En cuanto a las elecciones municipales, no puede pasarse por alto que se convierte en la candidatura con mayor número de concejales en el conjunto de Euskal Herria.

Y este ascenso impresionantes del independentismo de izquierdas se produce en un escenario en el que también el PNV sube votos en la mayoría del país, aunque en Araba ha podido verse algo condicionado por las acusaciones de corrupción.

Esto da un retrato general que demuestra que, en igualdad de condiciones, el abertzalismo es el sentimiento político mayoritario, y que otras fotografías de los últimos años han estado absolutamente manipuladas por la utilización espuria de la Ley de Partidos y por el apartheid impuesto a una parte importante de la sociedad vasca.

El PSE-PSN se hunde

Pese a que ya se auguraba una fuerte caída de las marcas del PSOE también en Euskal Herria, se había contemplado que sería más atenuada que la que pudiera darse del Ebro hacia abajo. No ha sido así. Aunque el golpe ha podido ser algo menor, ha sido también enorme. Probablemente haya pagado la gestión de la crisis que ha hecho el Gobierno de José Luis Rodríguez Zapatero, pero también deberán asumir su cuota de responsabilidad Patxi López y Roberto Jiménez. El derrumbe del PSE en Araba, donde queda como cuarta fuerza a distancia de Bildu, lo ocurrido en la alcaldía de Donostia y en la de Gasteiz y la enorme pérdida de posiciones en Bizkaia y en Bilbo, no son achacables únicamente a Madrid. Y el traspaso de sus votos tampoco se ha ido hacia el PP, puesto que en números absolutos sus resultados son muy similares o incluso algo peores que los que obtuvo hace cuatro años.

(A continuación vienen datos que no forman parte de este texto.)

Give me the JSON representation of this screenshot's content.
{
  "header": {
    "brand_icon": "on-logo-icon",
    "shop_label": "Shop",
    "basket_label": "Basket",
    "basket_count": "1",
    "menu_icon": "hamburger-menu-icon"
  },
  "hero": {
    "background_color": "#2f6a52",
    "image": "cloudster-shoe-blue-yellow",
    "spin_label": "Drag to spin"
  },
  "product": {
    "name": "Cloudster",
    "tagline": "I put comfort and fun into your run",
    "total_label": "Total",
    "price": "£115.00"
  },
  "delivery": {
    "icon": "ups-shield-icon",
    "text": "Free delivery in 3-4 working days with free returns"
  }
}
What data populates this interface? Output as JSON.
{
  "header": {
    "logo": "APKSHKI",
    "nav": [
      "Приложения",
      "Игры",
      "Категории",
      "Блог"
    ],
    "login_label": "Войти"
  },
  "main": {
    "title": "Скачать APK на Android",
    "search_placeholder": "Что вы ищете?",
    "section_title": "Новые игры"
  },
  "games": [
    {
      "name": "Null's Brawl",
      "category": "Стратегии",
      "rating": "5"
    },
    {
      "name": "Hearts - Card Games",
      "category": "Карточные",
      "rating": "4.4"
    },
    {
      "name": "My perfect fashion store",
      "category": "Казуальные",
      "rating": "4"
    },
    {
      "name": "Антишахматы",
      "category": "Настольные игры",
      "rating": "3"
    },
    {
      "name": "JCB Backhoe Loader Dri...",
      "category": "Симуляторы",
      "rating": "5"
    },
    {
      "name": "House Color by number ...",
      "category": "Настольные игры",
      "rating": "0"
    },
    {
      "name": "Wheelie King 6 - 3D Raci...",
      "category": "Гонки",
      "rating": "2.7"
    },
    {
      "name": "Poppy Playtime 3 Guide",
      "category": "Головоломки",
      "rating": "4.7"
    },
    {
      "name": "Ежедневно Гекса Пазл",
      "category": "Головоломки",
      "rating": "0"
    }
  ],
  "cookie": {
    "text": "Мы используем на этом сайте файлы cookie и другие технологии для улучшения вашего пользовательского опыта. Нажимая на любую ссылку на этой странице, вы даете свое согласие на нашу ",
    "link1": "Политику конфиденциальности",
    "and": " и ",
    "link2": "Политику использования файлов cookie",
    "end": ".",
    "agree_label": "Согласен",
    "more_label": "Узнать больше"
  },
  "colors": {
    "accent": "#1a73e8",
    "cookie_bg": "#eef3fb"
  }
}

A buen seguro que los dirigentes del PP de la CAV tendrán mucho que mirar en los datos obtenidos ayer, aunque en un primer instante puedan cegarles las posibilidades de gobernar que tienen en Araba y en su capital, Gasteiz.

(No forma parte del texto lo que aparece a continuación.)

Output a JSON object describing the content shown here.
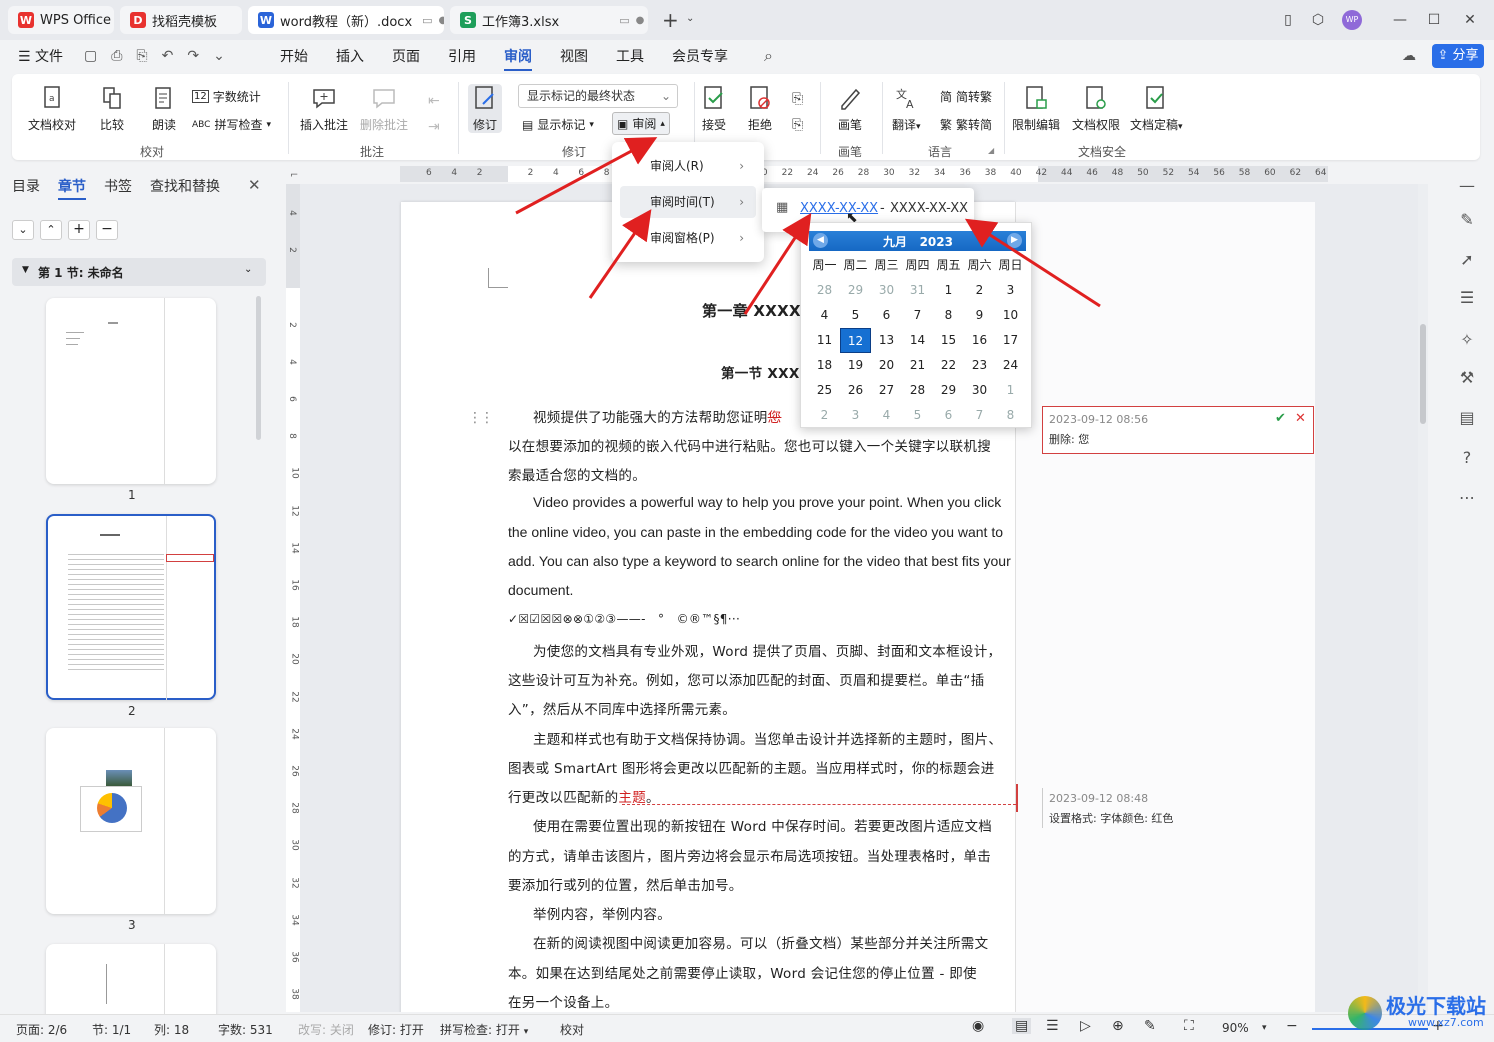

En un momento en el que en el Estado español la ola azul del PP aparecía como imparable, en Euskal Herria este efecto no se ha notado, quizá porque el PNV es un buen voto de refugio para el electorado centrista que deja el PSOE pero no quiere dar el salto al PP.

Los pequeños no naufragan

El efecto Bildu ha tenido un fuerte impacto en la representación institucional de los partidos más pequeños, como pueden ser Aralar y Ezker Batua. Sin embargo, si se atiende a que en las pasadas elecciones ambas fuerzas se presentaron en coalición, ahora se puede comprobar que sumando sus guarismos no están lejos de donde estuvieron hace cuatro años.

La excepción en este caso es Hamaikabat!, cuyos dirigentes -como les ocurría dentro de EA- han demostrado una absoluta falta de realismo político, cuyo anteúltimo capítulo fue rechazar adherirse al PNV, y el último no haberse sabido retirar a tiempo en plena campaña.